The Garden Where Everything Matters
It’s too late now to see color at the Arboretum,
only the moonlight in a dark and silent world
of trees, sage, flowers, stream, grass, and mulch.
I walk among the labeled specimens, a shadow of myself.
I have been studying all day, all week, all month,
then tested and retested, until I am filled with fear and loathing.
Anatomy, biochemistry, physiology, immunology.
Information: I am buried beneath it.
Medical training is the line that drags me, gags me, tags me,
like a fish caught on a hook, gasping on the dock.
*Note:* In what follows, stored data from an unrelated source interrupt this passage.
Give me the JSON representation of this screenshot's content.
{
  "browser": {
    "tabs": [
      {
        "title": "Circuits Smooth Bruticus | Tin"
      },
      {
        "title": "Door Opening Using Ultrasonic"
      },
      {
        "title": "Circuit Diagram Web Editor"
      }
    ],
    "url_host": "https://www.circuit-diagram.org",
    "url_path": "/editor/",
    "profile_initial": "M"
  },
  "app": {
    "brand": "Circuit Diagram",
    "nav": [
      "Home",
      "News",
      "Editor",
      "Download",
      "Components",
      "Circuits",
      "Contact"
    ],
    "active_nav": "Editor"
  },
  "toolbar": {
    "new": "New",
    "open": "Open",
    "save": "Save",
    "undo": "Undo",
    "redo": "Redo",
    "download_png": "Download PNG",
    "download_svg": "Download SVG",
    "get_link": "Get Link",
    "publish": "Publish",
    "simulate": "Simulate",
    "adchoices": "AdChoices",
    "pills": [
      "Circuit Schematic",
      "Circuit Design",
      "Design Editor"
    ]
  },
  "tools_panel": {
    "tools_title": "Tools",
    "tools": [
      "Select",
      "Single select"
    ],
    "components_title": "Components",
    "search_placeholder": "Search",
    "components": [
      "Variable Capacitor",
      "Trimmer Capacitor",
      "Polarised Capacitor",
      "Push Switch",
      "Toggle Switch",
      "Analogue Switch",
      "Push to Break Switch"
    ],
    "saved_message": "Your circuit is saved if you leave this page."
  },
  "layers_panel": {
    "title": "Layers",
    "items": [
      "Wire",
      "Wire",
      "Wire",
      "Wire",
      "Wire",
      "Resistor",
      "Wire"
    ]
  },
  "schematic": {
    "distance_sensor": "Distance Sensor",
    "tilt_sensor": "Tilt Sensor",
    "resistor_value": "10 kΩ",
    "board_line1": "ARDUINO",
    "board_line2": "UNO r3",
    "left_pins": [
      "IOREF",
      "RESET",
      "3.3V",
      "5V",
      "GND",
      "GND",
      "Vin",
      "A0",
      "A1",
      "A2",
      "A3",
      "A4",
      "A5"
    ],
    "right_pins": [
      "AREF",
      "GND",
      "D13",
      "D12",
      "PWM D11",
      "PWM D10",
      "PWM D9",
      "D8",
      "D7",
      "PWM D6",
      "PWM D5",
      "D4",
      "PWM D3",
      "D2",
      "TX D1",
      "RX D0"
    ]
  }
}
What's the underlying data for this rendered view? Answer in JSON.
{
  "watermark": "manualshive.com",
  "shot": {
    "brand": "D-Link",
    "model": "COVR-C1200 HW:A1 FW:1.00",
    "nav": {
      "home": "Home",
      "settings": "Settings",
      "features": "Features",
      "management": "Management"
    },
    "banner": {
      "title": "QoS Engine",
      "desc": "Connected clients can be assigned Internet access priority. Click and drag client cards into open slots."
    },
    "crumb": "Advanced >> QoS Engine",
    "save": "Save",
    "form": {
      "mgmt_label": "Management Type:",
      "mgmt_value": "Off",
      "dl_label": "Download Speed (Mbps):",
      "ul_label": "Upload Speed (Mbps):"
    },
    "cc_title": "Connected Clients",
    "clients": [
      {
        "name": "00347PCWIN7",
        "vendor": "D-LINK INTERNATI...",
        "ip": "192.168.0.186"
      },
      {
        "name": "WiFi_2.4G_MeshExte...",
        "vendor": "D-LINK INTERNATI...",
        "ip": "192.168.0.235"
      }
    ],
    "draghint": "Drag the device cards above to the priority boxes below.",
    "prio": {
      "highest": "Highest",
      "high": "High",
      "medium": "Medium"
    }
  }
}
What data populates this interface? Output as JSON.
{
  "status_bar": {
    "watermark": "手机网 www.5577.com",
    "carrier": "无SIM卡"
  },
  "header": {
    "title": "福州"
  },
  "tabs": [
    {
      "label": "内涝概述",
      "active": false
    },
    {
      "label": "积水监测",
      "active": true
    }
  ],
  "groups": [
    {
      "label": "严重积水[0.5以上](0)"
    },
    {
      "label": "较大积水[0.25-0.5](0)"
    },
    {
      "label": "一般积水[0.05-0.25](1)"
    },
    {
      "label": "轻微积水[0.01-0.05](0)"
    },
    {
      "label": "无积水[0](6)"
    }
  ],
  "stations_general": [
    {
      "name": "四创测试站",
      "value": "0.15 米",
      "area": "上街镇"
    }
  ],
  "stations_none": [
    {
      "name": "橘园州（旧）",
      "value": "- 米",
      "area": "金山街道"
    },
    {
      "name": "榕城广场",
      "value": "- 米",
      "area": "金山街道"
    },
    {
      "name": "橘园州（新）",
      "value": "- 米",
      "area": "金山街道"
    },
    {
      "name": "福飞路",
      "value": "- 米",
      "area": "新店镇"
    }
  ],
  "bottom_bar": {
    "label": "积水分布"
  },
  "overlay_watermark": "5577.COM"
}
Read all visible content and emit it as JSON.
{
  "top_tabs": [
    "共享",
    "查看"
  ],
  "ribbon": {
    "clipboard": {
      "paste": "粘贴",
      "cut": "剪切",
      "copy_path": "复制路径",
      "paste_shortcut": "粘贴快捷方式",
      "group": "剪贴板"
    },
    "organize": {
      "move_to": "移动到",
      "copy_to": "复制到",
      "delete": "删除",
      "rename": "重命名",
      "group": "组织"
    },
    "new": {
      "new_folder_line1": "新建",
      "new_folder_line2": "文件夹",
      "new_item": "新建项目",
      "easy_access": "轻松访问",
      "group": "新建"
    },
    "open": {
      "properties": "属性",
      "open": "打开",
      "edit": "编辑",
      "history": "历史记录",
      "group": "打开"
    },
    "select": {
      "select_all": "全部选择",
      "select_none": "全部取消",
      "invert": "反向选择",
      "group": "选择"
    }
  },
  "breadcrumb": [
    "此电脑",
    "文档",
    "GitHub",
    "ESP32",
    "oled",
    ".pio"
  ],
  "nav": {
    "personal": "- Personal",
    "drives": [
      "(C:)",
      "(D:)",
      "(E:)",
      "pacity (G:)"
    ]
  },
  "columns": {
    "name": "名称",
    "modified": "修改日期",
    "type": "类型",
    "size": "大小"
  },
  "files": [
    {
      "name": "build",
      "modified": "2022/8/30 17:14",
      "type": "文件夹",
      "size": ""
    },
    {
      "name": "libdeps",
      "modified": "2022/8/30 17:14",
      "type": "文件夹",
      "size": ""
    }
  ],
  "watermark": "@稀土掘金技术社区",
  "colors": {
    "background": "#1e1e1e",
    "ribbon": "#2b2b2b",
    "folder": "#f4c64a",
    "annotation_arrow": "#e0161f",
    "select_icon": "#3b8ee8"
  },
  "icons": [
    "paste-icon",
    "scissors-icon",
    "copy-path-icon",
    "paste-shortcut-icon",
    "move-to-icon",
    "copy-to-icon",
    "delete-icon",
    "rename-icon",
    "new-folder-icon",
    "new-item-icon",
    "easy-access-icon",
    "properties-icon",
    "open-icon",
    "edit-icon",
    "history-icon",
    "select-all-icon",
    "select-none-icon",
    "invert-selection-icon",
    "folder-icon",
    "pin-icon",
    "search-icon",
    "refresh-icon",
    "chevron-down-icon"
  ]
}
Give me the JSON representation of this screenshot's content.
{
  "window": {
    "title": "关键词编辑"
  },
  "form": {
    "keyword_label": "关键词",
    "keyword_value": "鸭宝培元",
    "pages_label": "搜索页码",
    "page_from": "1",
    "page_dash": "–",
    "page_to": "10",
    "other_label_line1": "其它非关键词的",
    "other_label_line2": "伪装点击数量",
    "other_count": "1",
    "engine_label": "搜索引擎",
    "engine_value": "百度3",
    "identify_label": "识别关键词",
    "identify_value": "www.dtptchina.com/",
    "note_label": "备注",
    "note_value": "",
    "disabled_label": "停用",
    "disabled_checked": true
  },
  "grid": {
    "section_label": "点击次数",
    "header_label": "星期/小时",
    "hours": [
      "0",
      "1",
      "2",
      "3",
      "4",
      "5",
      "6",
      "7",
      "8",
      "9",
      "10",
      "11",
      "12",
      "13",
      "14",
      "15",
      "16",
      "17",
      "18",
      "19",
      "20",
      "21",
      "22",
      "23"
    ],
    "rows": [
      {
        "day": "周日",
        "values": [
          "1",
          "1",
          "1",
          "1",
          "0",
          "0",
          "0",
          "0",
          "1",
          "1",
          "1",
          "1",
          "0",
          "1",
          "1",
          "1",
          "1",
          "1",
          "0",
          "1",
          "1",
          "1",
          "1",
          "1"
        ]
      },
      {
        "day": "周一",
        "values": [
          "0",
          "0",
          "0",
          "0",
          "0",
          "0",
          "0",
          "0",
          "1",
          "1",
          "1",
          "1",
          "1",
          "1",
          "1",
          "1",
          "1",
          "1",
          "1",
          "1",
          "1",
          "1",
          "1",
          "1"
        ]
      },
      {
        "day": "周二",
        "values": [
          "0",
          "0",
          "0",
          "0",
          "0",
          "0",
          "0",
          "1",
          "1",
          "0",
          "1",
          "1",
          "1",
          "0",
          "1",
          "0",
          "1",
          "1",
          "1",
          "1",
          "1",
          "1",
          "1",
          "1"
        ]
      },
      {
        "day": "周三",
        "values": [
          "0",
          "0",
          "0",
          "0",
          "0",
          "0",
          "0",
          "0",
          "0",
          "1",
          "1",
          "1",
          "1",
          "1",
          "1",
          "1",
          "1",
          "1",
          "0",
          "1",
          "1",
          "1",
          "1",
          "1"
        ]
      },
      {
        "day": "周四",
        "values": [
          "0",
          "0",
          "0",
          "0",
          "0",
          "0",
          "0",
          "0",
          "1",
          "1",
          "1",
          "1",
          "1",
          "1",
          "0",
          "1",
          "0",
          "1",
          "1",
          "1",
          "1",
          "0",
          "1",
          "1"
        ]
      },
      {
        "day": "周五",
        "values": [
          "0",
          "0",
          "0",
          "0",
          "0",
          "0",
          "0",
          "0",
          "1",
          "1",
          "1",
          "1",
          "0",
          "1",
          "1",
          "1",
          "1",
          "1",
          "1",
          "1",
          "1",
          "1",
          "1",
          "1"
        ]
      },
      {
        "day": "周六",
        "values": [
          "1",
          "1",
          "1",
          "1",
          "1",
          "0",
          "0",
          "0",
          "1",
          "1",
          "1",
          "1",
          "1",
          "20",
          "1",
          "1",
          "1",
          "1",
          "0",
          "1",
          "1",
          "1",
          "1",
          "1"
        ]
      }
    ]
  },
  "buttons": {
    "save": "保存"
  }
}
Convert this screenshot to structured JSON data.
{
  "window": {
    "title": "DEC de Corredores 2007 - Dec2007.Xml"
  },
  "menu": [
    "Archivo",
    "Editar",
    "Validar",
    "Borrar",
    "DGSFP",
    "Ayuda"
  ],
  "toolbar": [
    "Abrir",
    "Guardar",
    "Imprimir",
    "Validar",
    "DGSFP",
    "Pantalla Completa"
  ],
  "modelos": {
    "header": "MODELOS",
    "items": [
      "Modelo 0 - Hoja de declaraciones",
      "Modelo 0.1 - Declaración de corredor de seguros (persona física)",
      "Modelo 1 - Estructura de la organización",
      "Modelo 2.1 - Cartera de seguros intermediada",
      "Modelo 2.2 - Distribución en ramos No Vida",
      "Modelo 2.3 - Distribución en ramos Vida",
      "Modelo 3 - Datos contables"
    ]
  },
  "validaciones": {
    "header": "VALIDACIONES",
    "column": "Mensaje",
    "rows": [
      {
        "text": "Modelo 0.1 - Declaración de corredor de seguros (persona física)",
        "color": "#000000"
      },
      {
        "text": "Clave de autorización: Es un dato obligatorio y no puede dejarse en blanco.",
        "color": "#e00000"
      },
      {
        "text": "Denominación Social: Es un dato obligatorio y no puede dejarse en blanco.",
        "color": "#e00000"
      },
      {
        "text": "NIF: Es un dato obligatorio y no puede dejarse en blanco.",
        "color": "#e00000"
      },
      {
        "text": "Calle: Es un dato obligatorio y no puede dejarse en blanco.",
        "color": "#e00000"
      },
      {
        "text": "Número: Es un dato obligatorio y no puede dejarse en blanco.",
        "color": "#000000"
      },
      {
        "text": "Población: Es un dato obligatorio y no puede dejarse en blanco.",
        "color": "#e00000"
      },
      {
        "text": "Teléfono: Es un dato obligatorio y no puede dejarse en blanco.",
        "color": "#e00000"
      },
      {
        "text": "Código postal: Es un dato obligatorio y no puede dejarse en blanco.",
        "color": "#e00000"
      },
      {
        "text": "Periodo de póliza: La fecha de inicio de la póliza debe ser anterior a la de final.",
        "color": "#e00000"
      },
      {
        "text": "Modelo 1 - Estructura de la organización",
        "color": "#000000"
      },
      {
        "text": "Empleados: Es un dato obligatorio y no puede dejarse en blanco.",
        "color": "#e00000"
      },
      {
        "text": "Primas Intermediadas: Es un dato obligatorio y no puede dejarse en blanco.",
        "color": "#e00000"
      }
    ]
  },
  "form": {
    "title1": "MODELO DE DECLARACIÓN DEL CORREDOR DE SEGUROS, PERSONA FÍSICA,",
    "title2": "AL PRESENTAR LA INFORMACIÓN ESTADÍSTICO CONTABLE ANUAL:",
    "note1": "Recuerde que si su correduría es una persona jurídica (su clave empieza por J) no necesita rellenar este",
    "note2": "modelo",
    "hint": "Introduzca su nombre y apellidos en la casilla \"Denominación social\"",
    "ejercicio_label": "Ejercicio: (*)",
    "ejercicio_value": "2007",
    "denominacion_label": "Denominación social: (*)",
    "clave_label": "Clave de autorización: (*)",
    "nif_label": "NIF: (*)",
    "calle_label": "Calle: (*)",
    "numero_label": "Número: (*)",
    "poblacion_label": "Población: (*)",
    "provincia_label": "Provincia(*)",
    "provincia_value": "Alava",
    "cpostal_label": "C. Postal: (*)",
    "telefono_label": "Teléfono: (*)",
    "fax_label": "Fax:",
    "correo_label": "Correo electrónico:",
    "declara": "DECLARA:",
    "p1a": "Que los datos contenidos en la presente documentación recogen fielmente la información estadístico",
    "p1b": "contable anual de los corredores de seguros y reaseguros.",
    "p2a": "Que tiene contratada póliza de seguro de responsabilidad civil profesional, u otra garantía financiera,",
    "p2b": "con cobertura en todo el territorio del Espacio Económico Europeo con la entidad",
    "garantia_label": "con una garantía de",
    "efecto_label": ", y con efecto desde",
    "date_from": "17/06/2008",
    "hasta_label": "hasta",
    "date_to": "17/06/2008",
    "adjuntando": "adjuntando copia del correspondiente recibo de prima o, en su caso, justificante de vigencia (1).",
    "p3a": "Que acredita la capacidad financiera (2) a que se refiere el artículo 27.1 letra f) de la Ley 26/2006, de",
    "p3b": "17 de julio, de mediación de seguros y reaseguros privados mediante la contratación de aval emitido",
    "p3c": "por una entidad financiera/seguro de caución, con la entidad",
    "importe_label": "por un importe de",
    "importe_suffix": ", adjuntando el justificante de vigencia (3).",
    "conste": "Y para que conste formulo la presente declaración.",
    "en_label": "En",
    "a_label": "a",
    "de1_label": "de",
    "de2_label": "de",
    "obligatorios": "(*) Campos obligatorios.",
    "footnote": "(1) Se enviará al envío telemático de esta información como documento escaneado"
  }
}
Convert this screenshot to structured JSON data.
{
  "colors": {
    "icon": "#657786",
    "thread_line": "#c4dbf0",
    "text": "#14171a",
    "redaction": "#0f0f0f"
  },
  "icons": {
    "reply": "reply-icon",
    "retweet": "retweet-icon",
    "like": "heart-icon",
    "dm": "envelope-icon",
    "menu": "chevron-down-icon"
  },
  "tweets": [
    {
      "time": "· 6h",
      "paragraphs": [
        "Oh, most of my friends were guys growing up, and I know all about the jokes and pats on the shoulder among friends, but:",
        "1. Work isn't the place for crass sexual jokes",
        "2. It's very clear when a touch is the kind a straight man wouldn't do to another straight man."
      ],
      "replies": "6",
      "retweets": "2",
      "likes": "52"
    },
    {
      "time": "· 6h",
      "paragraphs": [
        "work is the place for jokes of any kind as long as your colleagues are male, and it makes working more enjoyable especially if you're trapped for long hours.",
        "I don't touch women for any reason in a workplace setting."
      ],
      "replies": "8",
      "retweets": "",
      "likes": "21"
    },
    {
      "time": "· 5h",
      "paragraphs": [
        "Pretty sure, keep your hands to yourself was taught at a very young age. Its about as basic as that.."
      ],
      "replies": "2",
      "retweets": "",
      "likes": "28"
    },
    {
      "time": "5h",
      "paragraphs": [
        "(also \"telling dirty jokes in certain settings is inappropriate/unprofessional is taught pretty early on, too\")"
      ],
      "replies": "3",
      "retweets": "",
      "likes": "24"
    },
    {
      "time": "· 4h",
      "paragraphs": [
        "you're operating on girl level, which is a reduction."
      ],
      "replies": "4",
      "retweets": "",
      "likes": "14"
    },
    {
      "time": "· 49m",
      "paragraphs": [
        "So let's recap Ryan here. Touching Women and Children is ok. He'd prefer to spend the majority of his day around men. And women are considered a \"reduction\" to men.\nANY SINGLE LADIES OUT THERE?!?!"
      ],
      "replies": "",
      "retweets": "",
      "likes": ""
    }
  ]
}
I have been running—a duck among leopards—
straining to keep up, my wings forgotten.
What has become of me?
I have died and no one cares.
But tonight I return to pay my respects,
to the tender part of me that is gone.
I knew this garden once when it glowed in the sunlight,
and breezes blew through cherry blossoms and rippled the stream.
I watched the bright koi swim among the clouds reflected in the water,
and the rhythm of my heart felt as tranquil as my breath.
Can the dead recreate life's tapestry with just one thread?
I am wasting my time. This doesn't matter.
Then a thought arrived as if it were my own:
Everything matters.
A bolus of awareness fills me, and i vanish.
I become this Presence and am its knowing.
It lifts me and the moment out of space-time
and illuminates my soul with solace and peace.
Over time, the rigors of training transform
many doe-eyed healers into tin soldiers,
marching smartly in line, doing what they're told,
stoic under stress and numb to feeling.
I visit the garden to wander through who I am.
Its fragrance, beauty, and peace shelter me
and nurture the sacred within my soul,
where sensitivity and creativity grow.
Decades pass, and yet I cherish still
the space the arboretum saved for me:
a place where everything matters,
and the invisibles flourish and flower.